AK Parti ile Türkiye'nin en uzun iktidarına tanık olduk. Adalet ve Kalkınma Partisi'nin 23. kuruluş yıldönümü yeterince ilgi görmedi. Küresel sorunlar, bölgesel gerilimler, ekonomik atmosfer yalnızca ülkemizde değil; dünyanın birçok ülkesinde kitlelere karamsarlığı yayıyor.
İhsan Aktaş, Refah Partisi döneminden beri hareketin gelişimini yakından takip eden bir isim. Erdoğan'ın belediye başkanlığına ve AK Parti'nin kuruluş hikayesine tanık olan az sayıdaki insandan biri.
2021 yılında Kriter'de İkinci Yirmi Yılın AK Partisi'ni yazmıştı. Değişen dünya ve Türkiye'deki sosyolojik dönüşüme vurgu yapan Aktaş, ...ikinci yirmi yıla yeniden yapılanma ve reform düşüncesi ile girmek sorumluluğu AK Parti'ye düşmektedir... diyordu.
23. yılda ise geleceğe dönük karamsar bir tablo var. İhsan Aktaş'ın 23.yıl yazısının temel problematiği "AK Parti'nin kuruluş yıldönümünde hükümet icraatları neden konuşulmaz?" üzerine kurulu. Partinin dışında olup da Erdoğan hikâyesiyle bütünleşen kitleler için önemli analizler barındırıyor. Siyaset yapıcılardan çok okuryazar tabanda tartışılan meselelerin özünü ifade ettiği için gündemde tutmak istedim bu köşede.
Erdoğan'la özdeşleşen dönüşümler AK Parti'nin geniş tabanlara yayılmasını sağladı. Böylesine büyük kitle partilerinin teşkilat temsilcilerinin arı-duru kalması da mümkün değil. 81 vilayette teşkilatlanan siyasi partilerin düşünsel bir niteliği tutturması çok zor ancak genel merkez çevresinde düşünce dünyasının temsili gerekli.

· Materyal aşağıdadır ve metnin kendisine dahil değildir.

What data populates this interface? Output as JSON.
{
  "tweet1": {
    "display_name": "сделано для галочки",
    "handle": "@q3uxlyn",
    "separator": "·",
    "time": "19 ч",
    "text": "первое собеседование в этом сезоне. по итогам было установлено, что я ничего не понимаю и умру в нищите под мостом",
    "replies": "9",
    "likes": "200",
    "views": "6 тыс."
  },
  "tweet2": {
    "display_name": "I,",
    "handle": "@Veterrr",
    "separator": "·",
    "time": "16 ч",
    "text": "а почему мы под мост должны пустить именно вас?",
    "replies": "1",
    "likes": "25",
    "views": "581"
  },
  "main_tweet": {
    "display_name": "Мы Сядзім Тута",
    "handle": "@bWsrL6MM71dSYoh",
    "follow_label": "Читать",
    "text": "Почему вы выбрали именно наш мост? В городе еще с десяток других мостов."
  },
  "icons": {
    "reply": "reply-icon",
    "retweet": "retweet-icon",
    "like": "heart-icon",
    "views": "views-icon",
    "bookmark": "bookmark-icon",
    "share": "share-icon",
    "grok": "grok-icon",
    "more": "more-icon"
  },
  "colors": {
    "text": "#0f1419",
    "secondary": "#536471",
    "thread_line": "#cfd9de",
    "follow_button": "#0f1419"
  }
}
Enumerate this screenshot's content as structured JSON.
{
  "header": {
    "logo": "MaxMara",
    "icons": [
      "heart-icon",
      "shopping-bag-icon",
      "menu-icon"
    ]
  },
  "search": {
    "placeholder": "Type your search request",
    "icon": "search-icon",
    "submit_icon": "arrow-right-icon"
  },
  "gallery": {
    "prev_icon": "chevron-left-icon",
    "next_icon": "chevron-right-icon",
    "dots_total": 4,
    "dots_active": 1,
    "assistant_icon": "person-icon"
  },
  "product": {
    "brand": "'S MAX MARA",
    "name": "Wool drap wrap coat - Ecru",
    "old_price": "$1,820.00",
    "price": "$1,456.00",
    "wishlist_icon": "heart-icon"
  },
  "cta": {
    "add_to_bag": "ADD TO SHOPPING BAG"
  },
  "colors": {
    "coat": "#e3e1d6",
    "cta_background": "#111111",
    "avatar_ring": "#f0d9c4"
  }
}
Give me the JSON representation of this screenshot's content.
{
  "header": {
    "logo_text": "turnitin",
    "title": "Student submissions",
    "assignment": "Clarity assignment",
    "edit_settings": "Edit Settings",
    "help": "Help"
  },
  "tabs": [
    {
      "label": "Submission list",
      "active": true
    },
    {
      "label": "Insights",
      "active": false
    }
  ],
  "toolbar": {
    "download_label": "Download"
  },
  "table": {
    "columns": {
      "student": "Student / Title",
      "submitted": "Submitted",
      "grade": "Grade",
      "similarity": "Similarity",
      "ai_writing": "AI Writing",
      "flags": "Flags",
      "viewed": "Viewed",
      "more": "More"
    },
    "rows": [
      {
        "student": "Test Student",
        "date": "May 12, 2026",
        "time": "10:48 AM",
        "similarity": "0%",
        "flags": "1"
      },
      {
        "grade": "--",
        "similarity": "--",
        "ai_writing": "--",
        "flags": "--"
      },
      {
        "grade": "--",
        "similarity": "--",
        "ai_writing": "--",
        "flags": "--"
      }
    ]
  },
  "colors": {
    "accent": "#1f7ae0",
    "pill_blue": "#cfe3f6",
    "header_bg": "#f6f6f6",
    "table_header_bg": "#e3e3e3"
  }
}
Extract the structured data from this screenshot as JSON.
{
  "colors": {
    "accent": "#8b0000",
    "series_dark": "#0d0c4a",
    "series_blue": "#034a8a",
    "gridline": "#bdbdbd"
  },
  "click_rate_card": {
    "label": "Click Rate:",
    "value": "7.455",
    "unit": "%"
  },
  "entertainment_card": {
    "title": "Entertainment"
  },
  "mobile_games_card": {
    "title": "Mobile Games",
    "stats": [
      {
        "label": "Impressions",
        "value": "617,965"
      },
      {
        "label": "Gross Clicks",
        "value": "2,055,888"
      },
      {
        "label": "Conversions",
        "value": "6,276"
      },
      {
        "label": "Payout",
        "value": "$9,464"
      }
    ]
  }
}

Bizde "siyaset üretme" zorluğu muhalefet partilerini açmaza düşürdü. Partilere nüfuz eden kliklerin seçim öncesi içselleştirilmemiş söylemleri düşünce savrukluğu oluşturdu. İktidarın alternatifi olacak partilerin düşünce kısırlığı AK Parti hikâyesini hemen her seçim döneminde başarılı kıldı; ancak bu görece başarı, iktidarın aynaya bakmasını sağlayacak derin tahlilleri de erteletti.
Siyasetin merkezinde düşünceden çok aksiyon yer alır. Ancak düşünce dünyasına fırsat vererek eleştiri mekanizmasını çalıştırmak gerekiyor. Bir yandan Erdoğan dönemini anlamak ama aynı zamanda gelecek krizleri öngörmek için fikir hayatını çalıştırmak bugün bir zaruret.
Bizde siyasetçiler telaşla yürürken karar verme eğiliminde. Oysa fikir divanı kurmak ve kolektif aklı devreye sokmaktan başka çare yok.
Erdoğan büyük devrimlere imza atarken kendi tabanını da dönüştürdü. Enerjiden sağlığa, ulaşımdan savunma endüstrisine kadar kalkınma hamleleriyle hemen herkesin takdirini topladı ama göremediği detaylar da var. Alt alta toplayınca büyük yüzdelere ulaşan yeni yurttaş kitlesi ve detayları hayatın merkezine alıyor. Üstelik bu kitlenin önemli bir kısmı AKP'nin kendi sosyolojik tabanından geliyor.
Siyaset üretmek için toplumsal dinamikleri doğru zamanda okumak zorundasınız. AK Parti'nin son düzlükte dersine çalışması ve toplumun gündemini tartışarak çözüm araması gerekiyor. Üstelik ısrarla siyasetin dışında kalarak bu ülkenin geleceğine kafa yoran birçok aydın varken siyaset üretmemek zor olsa gerek.